Industrial synthesis of BDO according to the process developed by Davy McKee Ltd., involves conversion of butane-derived maleic acid anhydride via an intermediate methyl ester to BDO. In particular, the Davy process converts maleic anhydride (MAH) to 1,4-butanediol (BDO), tetrahydrofuran (THF) and gamma butyrolactone (GBL) in three process stages. First, molten MAH is mixed with methanol and reacts exothermically to form mono-methyl maleate and using a proprietary acidic resin catalyst, this is converted from mono to dimethyl maleate (DMM). This is hydrogenated to dimethyl succinate (DMS), and then a series of reaction's converts DMS to gamma butyrolactone (GBL) and then to BDO and THF. Finally crude product is refined to market quality BDO and THF by distillation; methanol is recovered for recycle to the MAH esterification stage, with DMS and GBL recovered for recycle to hydrogenation.

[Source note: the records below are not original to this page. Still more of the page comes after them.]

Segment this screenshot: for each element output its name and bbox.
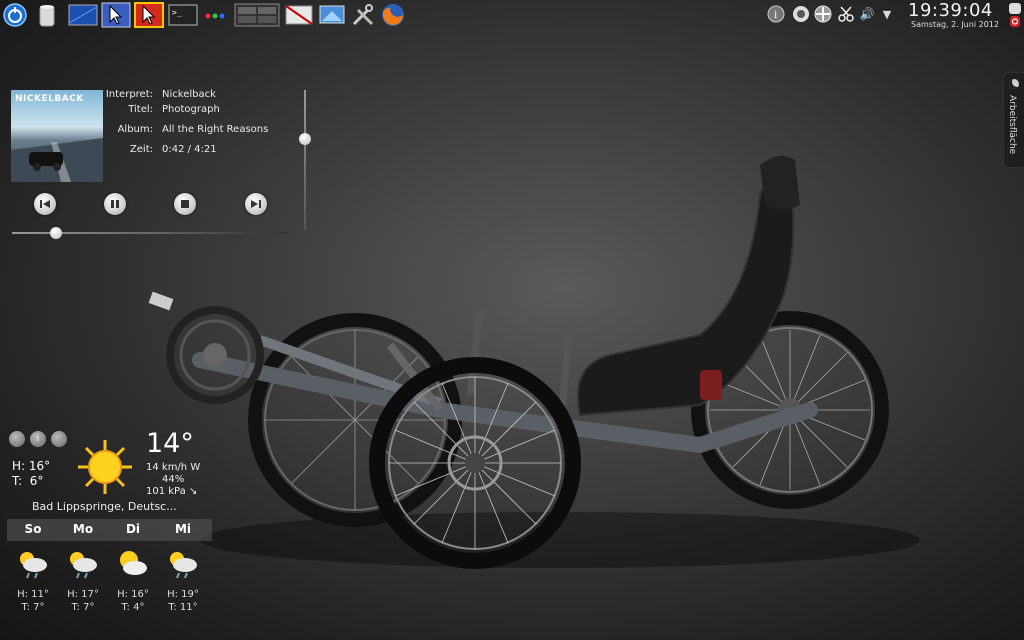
today-high: H: 16° bbox=[12, 459, 51, 473]
forecast-day-4: Mi bbox=[174, 522, 192, 536]
info-icon[interactable]: i bbox=[767, 5, 785, 23]
today-low: T: 6° bbox=[12, 474, 44, 488]
cashew-icon[interactable] bbox=[1008, 2, 1022, 28]
forecast-low-4: T: 11° bbox=[168, 602, 198, 613]
previous-button[interactable] bbox=[34, 193, 56, 215]
partly-cloudy-rain-icon bbox=[20, 552, 47, 579]
weather-refresh-icon[interactable] bbox=[9, 431, 25, 447]
window-switcher-icon[interactable] bbox=[234, 2, 280, 28]
pause-button[interactable] bbox=[104, 193, 126, 215]
tray-expand-icon[interactable]: ▼ bbox=[878, 5, 896, 23]
title-key: Titel: bbox=[128, 104, 153, 115]
artist-key: Interpret: bbox=[105, 89, 153, 100]
pressure: 101 kPa ↘ bbox=[146, 486, 198, 497]
terminal-icon[interactable]: >_ bbox=[168, 2, 198, 28]
clock-time[interactable]: 19:39:04 bbox=[908, 0, 993, 21]
seek-slider-handle[interactable] bbox=[50, 227, 63, 239]
desktop-icon[interactable] bbox=[68, 2, 98, 28]
forecast-low-3: T: 4° bbox=[121, 602, 145, 613]
forecast-high-1: H: 11° bbox=[17, 589, 49, 600]
album-key: Album: bbox=[117, 124, 153, 135]
partly-cloudy-rain-icon bbox=[170, 552, 197, 579]
desktop-toolbox[interactable]: Arbeitsfläche bbox=[1003, 72, 1024, 168]
cursor-theme-red-icon[interactable] bbox=[134, 2, 164, 28]
humidity: 44% bbox=[162, 474, 185, 485]
partly-cloudy-rain-icon bbox=[70, 552, 97, 579]
sunny-icon bbox=[78, 440, 132, 494]
artist-value: Nickelback bbox=[162, 89, 216, 100]
firefox-icon[interactable] bbox=[380, 2, 406, 28]
pause-icon bbox=[111, 200, 119, 208]
cursor-theme-blue-icon[interactable] bbox=[101, 2, 131, 28]
wind-speed: 14 km/h W bbox=[146, 462, 201, 473]
forecast-day-1: So bbox=[24, 522, 42, 536]
svg-text:i: i bbox=[774, 10, 777, 21]
trash-icon[interactable] bbox=[34, 2, 60, 28]
volume-icon[interactable]: 🔊 bbox=[858, 5, 876, 23]
current-temperature: 14° bbox=[146, 428, 194, 459]
kde-menu-icon[interactable] bbox=[2, 2, 28, 28]
scissors-icon[interactable] bbox=[837, 5, 855, 23]
title-value: Photograph bbox=[162, 104, 220, 115]
album-value: All the Right Reasons bbox=[162, 124, 269, 135]
weather-settings-icon[interactable] bbox=[51, 431, 67, 447]
partly-cloudy-icon bbox=[120, 551, 147, 575]
no-display-icon[interactable] bbox=[284, 2, 314, 28]
weather-location: Bad Lippspringe, Deutsc... bbox=[32, 500, 177, 513]
forecast-high-2: H: 17° bbox=[67, 589, 99, 600]
nepomuk-icon[interactable] bbox=[814, 5, 832, 23]
clock-date: Samstag, 2. Juni 2012 bbox=[911, 20, 999, 29]
wallpaper-trike-image bbox=[148, 156, 920, 569]
skip-back-icon bbox=[40, 200, 50, 208]
weather-info-icon[interactable]: i bbox=[30, 431, 46, 447]
toolbox-label: Arbeitsfläche bbox=[1007, 95, 1017, 155]
forecast-day-3: Di bbox=[125, 522, 141, 536]
volume-slider-handle[interactable] bbox=[299, 133, 311, 145]
toolbox-icon bbox=[1009, 79, 1019, 89]
forecast-high-3: H: 16° bbox=[117, 589, 149, 600]
forecast-low-1: T: 7° bbox=[21, 602, 45, 613]
forecast-high-4: H: 19° bbox=[167, 589, 199, 600]
network-icon[interactable] bbox=[792, 5, 810, 23]
tools-icon[interactable] bbox=[350, 2, 376, 28]
forecast-low-2: T: 7° bbox=[71, 602, 95, 613]
svg-text:>_: >_ bbox=[172, 8, 182, 17]
color-dots-icon[interactable] bbox=[202, 2, 228, 28]
forecast-day-2: Mo bbox=[72, 522, 94, 536]
screen-icon[interactable] bbox=[318, 2, 346, 28]
top-panel: >_ i 🔊 ▼ 19:39:04 Samstag, 2. Juni 2012 bbox=[0, 0, 1024, 30]
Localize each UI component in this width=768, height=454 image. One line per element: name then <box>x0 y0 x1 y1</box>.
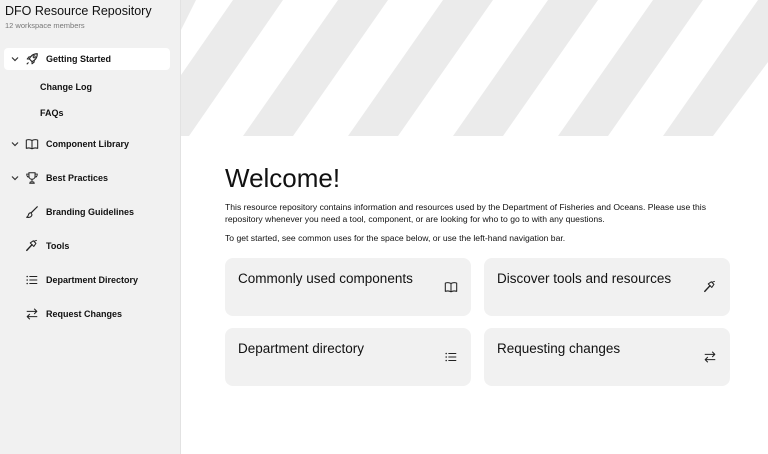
list-icon <box>443 349 459 365</box>
trophy-icon <box>24 170 40 186</box>
workspace-title: DFO Resource Repository <box>5 4 152 18</box>
sidebar-item-component-library[interactable]: Component Library <box>4 133 170 155</box>
sidebar-item-label: Request Changes <box>46 309 123 319</box>
card-title: Commonly used components <box>238 271 413 286</box>
swap-arrows-icon <box>702 349 718 365</box>
cover-banner <box>181 0 768 136</box>
sidebar-item-label: Best Practices <box>46 173 109 183</box>
book-icon <box>443 279 459 295</box>
workspace-member-count: 12 workspace members <box>5 21 85 30</box>
hammer-icon <box>702 279 718 295</box>
sidebar-item-label: Component Library <box>46 139 130 149</box>
sidebar-item-department-directory[interactable]: Department Directory <box>4 269 170 291</box>
card-requesting-changes[interactable]: Requesting changes <box>484 328 730 386</box>
sidebar-item-getting-started[interactable]: Getting Started <box>4 48 170 70</box>
book-icon <box>24 136 40 152</box>
sidebar-item-branding-guidelines[interactable]: Branding Guidelines <box>4 201 170 223</box>
intro-paragraph: This resource repository contains inform… <box>225 202 707 224</box>
sidebar-item-label: Tools <box>46 241 70 251</box>
sidebar-item-label: Department Directory <box>46 275 139 285</box>
page-title: Welcome! <box>225 163 341 193</box>
sidebar-item-request-changes[interactable]: Request Changes <box>4 303 170 325</box>
chevron-down-icon[interactable] <box>9 138 21 150</box>
sidebar-item-best-practices[interactable]: Best Practices <box>4 167 170 189</box>
sidebar: DFO Resource Repository 12 workspace mem… <box>0 0 181 454</box>
card-department-directory[interactable]: Department directory <box>225 328 471 386</box>
sidebar-subitem-change-log[interactable]: Change Log <box>40 82 92 92</box>
hammer-icon <box>24 238 40 254</box>
card-title: Department directory <box>238 341 365 356</box>
card-title: Requesting changes <box>497 341 621 356</box>
sidebar-subitem-faqs[interactable]: FAQs <box>40 108 64 118</box>
sidebar-item-label: Branding Guidelines <box>46 207 135 217</box>
rocket-icon <box>24 51 40 67</box>
swap-arrows-icon <box>24 306 40 322</box>
card-discover-tools[interactable]: Discover tools and resources <box>484 258 730 316</box>
chevron-down-icon[interactable] <box>9 53 21 65</box>
sidebar-item-label: Getting Started <box>46 54 112 64</box>
list-icon <box>24 272 40 288</box>
chevron-down-icon[interactable] <box>9 172 21 184</box>
brush-icon <box>24 204 40 220</box>
sidebar-item-tools[interactable]: Tools <box>4 235 170 257</box>
card-title: Discover tools and resources <box>497 271 672 286</box>
card-commonly-used-components[interactable]: Commonly used components <box>225 258 471 316</box>
intro-instructions: To get started, see common uses for the … <box>225 233 566 243</box>
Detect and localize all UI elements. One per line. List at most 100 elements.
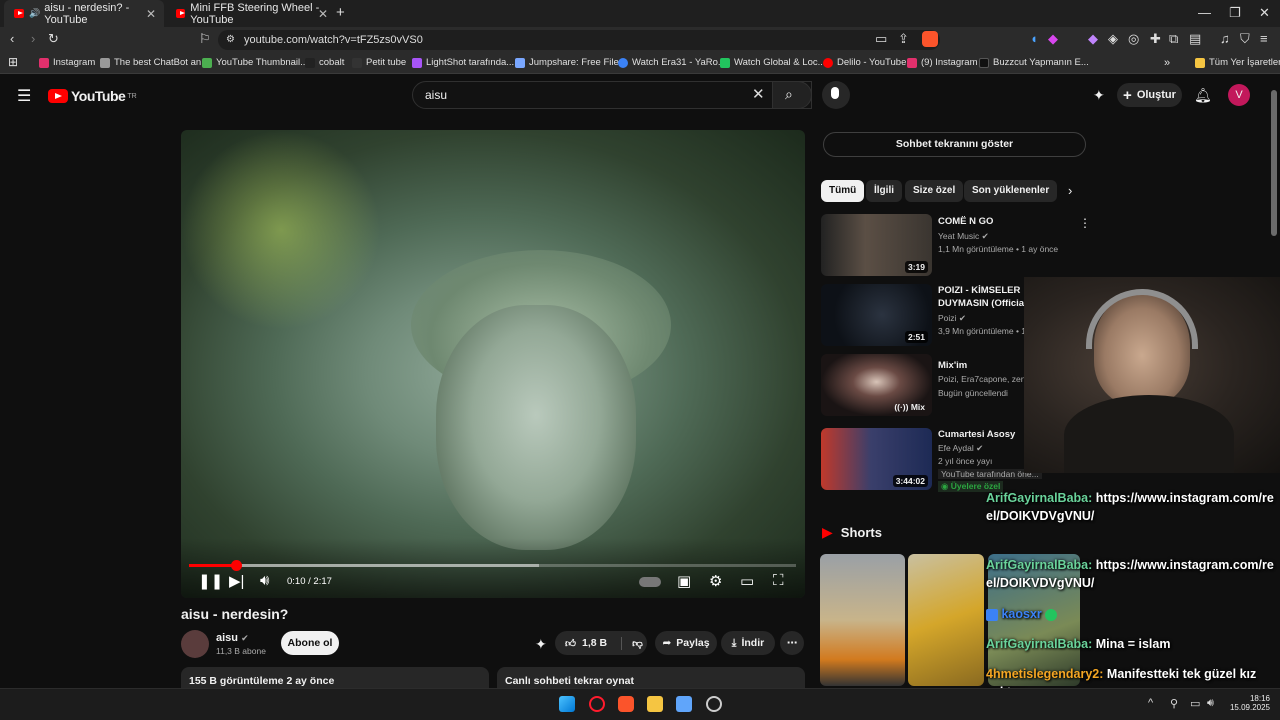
avatar[interactable]: V bbox=[1228, 84, 1250, 106]
obs-icon[interactable] bbox=[706, 696, 722, 712]
next-icon[interactable]: ▶| bbox=[229, 572, 244, 590]
opera-icon[interactable] bbox=[589, 696, 605, 712]
close-icon[interactable]: ✕ bbox=[318, 7, 328, 21]
tray-icon[interactable]: ⚲ bbox=[1170, 697, 1178, 710]
back-icon[interactable]: ‹ bbox=[10, 31, 14, 46]
bookmark-item[interactable]: The best ChatBot an... bbox=[100, 57, 209, 68]
clear-search-icon[interactable]: ✕ bbox=[752, 85, 765, 103]
restore-icon[interactable]: ❐ bbox=[1229, 5, 1241, 21]
extension-icon[interactable]: ◈ bbox=[1108, 31, 1118, 47]
download-button[interactable]: ⤓ İndir bbox=[721, 631, 775, 655]
tab-inactive[interactable]: Mini FFB Steering Wheel - YouTube ✕ bbox=[166, 0, 336, 27]
all-bookmarks[interactable]: Tüm Yer İşaretleri bbox=[1195, 57, 1280, 68]
bookmark-item[interactable]: cobalt bbox=[305, 57, 344, 68]
related-video-channel[interactable]: Poizi ✔ bbox=[938, 313, 966, 324]
extension-icon[interactable]: ◖ bbox=[1030, 31, 1038, 46]
bookmark-item[interactable]: (9) Instagram bbox=[907, 57, 978, 68]
related-video-channel[interactable]: Yeat Music ✔ bbox=[938, 231, 989, 242]
app-icon[interactable] bbox=[676, 696, 692, 712]
bookmark-item[interactable]: Buzzcut Yapmanın E... bbox=[979, 57, 1089, 68]
video-thumbnail[interactable]: 2:51 bbox=[821, 284, 932, 346]
short-thumbnail[interactable] bbox=[908, 554, 984, 686]
subscribe-button[interactable]: Abone ol bbox=[281, 631, 339, 655]
media-icon[interactable]: ♫ bbox=[1220, 31, 1230, 46]
more-actions-button[interactable]: ⋯ bbox=[780, 631, 804, 655]
channel-name[interactable]: aisu ✔ bbox=[216, 632, 249, 644]
bookmark-item[interactable]: Watch Global & Loc... bbox=[720, 57, 826, 68]
site-info-icon[interactable]: ⚙ bbox=[226, 30, 235, 50]
tab-active[interactable]: 🔊 aisu - nerdesin? - YouTube ✕ bbox=[4, 0, 164, 27]
chip-recent[interactable]: Son yüklenenler bbox=[964, 180, 1058, 202]
subtitles-icon[interactable]: ▣ bbox=[677, 572, 691, 590]
related-video-title[interactable]: COMË N GO bbox=[938, 215, 1073, 228]
close-icon[interactable]: ✕ bbox=[146, 7, 156, 21]
bookmark-item[interactable]: Petit tube bbox=[352, 57, 406, 68]
bookmarks-overflow[interactable]: » bbox=[1164, 57, 1170, 69]
theater-mode-icon[interactable]: ▭ bbox=[740, 572, 754, 590]
create-button[interactable]: + Oluştur bbox=[1117, 83, 1182, 107]
bookmark-item[interactable]: LightShot tarafında... bbox=[412, 57, 514, 68]
sound-icon[interactable]: 🔊︎ bbox=[1207, 697, 1214, 710]
channel-avatar[interactable] bbox=[181, 630, 209, 658]
file-explorer-icon[interactable] bbox=[647, 696, 663, 712]
chip-related[interactable]: İlgili bbox=[866, 180, 902, 202]
network-icon[interactable]: ▭ bbox=[1190, 697, 1200, 710]
autoplay-toggle[interactable] bbox=[639, 577, 661, 587]
clock[interactable]: 18:16 15.09.2025 bbox=[1224, 694, 1270, 712]
volume-icon[interactable]: 🔊︎ bbox=[260, 572, 269, 589]
page-scrollbar[interactable] bbox=[1271, 90, 1277, 236]
share-button[interactable]: ➦ Paylaş bbox=[655, 631, 717, 655]
more-vertical-icon[interactable]: ⋮ bbox=[1079, 216, 1091, 230]
notifications-bell-icon[interactable]: 🔔︎ bbox=[1194, 87, 1212, 104]
apps-grid-icon[interactable]: ⊞ bbox=[8, 55, 18, 69]
bookmark-item[interactable]: Watch Era31 - YaRo... bbox=[618, 57, 726, 68]
tray-chevron-icon[interactable]: ^ bbox=[1148, 697, 1153, 709]
like-count[interactable]: 1,8 B bbox=[582, 637, 607, 649]
chip-for-you[interactable]: Size özel bbox=[905, 180, 964, 202]
voice-search-button[interactable] bbox=[822, 81, 850, 109]
sidebar-icon[interactable]: ▤ bbox=[1189, 31, 1201, 47]
reload-icon[interactable]: ↻ bbox=[48, 31, 59, 47]
like-icon[interactable]: 👍︎ bbox=[565, 637, 576, 650]
video-player[interactable] bbox=[181, 130, 805, 598]
extension-icon[interactable]: ◎ bbox=[1128, 31, 1139, 47]
youtube-logo[interactable]: YouTube TR bbox=[48, 88, 137, 104]
fullscreen-icon[interactable]: ⛶ bbox=[773, 572, 784, 589]
cast-yt-icon[interactable]: ✦ bbox=[1093, 87, 1105, 104]
start-windows-icon[interactable] bbox=[559, 696, 575, 712]
ai-sparkle-icon[interactable]: ✦ bbox=[535, 636, 547, 653]
close-window-icon[interactable]: ✕ bbox=[1259, 5, 1270, 21]
bookmark-item[interactable]: Jumpshare: Free File... bbox=[515, 57, 627, 68]
search-button[interactable]: ⌕ bbox=[772, 81, 812, 109]
show-chat-button[interactable]: Sohbet tekranını göster bbox=[823, 132, 1086, 157]
extension-icon[interactable]: ◆ bbox=[1088, 31, 1098, 47]
forward-icon[interactable]: › bbox=[31, 31, 35, 46]
extension-icon[interactable]: ✚ bbox=[1150, 31, 1161, 47]
dislike-icon[interactable]: 👎︎ bbox=[621, 636, 643, 650]
video-thumbnail[interactable]: 3:44:02 bbox=[821, 428, 932, 490]
brave-icon[interactable] bbox=[618, 696, 634, 712]
bookmark-icon[interactable]: ⚐ bbox=[199, 31, 211, 47]
brave-shield-icon[interactable] bbox=[922, 31, 938, 47]
chip-all[interactable]: Tümü bbox=[821, 180, 865, 202]
mix-thumbnail[interactable]: ((·)) Mix bbox=[821, 354, 932, 416]
pause-icon[interactable]: ❚❚ bbox=[198, 572, 223, 590]
settings-gear-icon[interactable]: ⚙ bbox=[709, 572, 722, 590]
minimize-icon[interactable]: — bbox=[1198, 5, 1211, 20]
bookmark-item[interactable]: Delilo - YouTube bbox=[823, 57, 906, 68]
chevron-right-icon[interactable]: › bbox=[1068, 183, 1072, 198]
new-tab-button[interactable]: + bbox=[336, 4, 345, 21]
bookmark-item[interactable]: YouTube Thumbnail... bbox=[202, 57, 308, 68]
video-thumbnail[interactable]: 3:19 bbox=[821, 214, 932, 276]
hamburger-menu-icon[interactable]: ☰ bbox=[17, 86, 31, 106]
related-video-channel[interactable]: Efe Aydal ✔ bbox=[938, 443, 983, 454]
bookmark-item[interactable]: Instagram bbox=[39, 57, 95, 68]
share-icon[interactable]: ⇪ bbox=[898, 31, 909, 47]
menu-icon[interactable]: ≡ bbox=[1260, 31, 1268, 46]
address-bar[interactable]: ⚙ youtube.com/watch?v=tFZ5zs0vVS0 bbox=[218, 30, 940, 50]
extension-icon[interactable]: ◆ bbox=[1048, 31, 1058, 47]
cast-icon[interactable]: ▭ bbox=[875, 31, 887, 47]
short-thumbnail[interactable] bbox=[820, 554, 905, 686]
extensions-puzzle-icon[interactable]: ⧉ bbox=[1169, 31, 1178, 47]
progress-scrubber[interactable] bbox=[230, 560, 242, 571]
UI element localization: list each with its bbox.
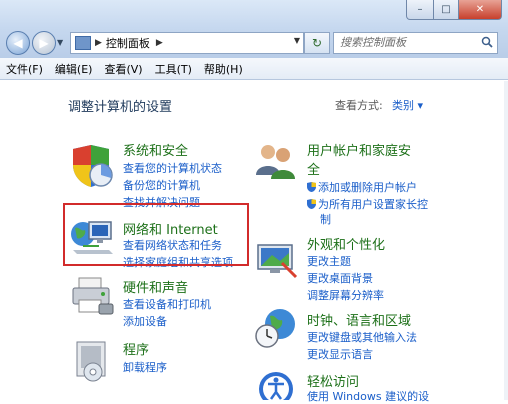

In recent years, as interest has grows in moving away from natural gas or petrochemical-derived hydrocarbon sources, manufacturers have concentrated on finding renewable and sustainable “green” material resources. Many have tried to develop a process that marries a biologically-derived hydrocarbon feed source with a system for synthesizing BDO and its associated derivatives, but none have succeeded in doing so. At present, the principal way of making biologically-derived carbon resources has been by means of fermentation to convert sugars and other plant-based carbohydrates into carboxylic acids. The carboxylic acids are more readily transformed into other chemicals. Currently, the carboxylic acids are recovered from fermentation broths as salts instead of as free acids. Several different steps in post-fermentation, downstream processing are required to isolate the free acids, to prepare the carboxylic acids for chemical transformation and to convert the raw acids to useful compounds. These steps have demonstrated various disadvantages, including high cost, generation of significant amounts of byproduct-waste, and limits on economy of scale for easy high-volume production.
Hence, a need exists for a better, more direct method of recovering a variety of carboxylic acids, such as malic or succinic acid, and which can provide a successful route to combine a biologically-derived hydrocarbon source with the production of various products, such as BDO and its derivatives, by means of hydrogenation.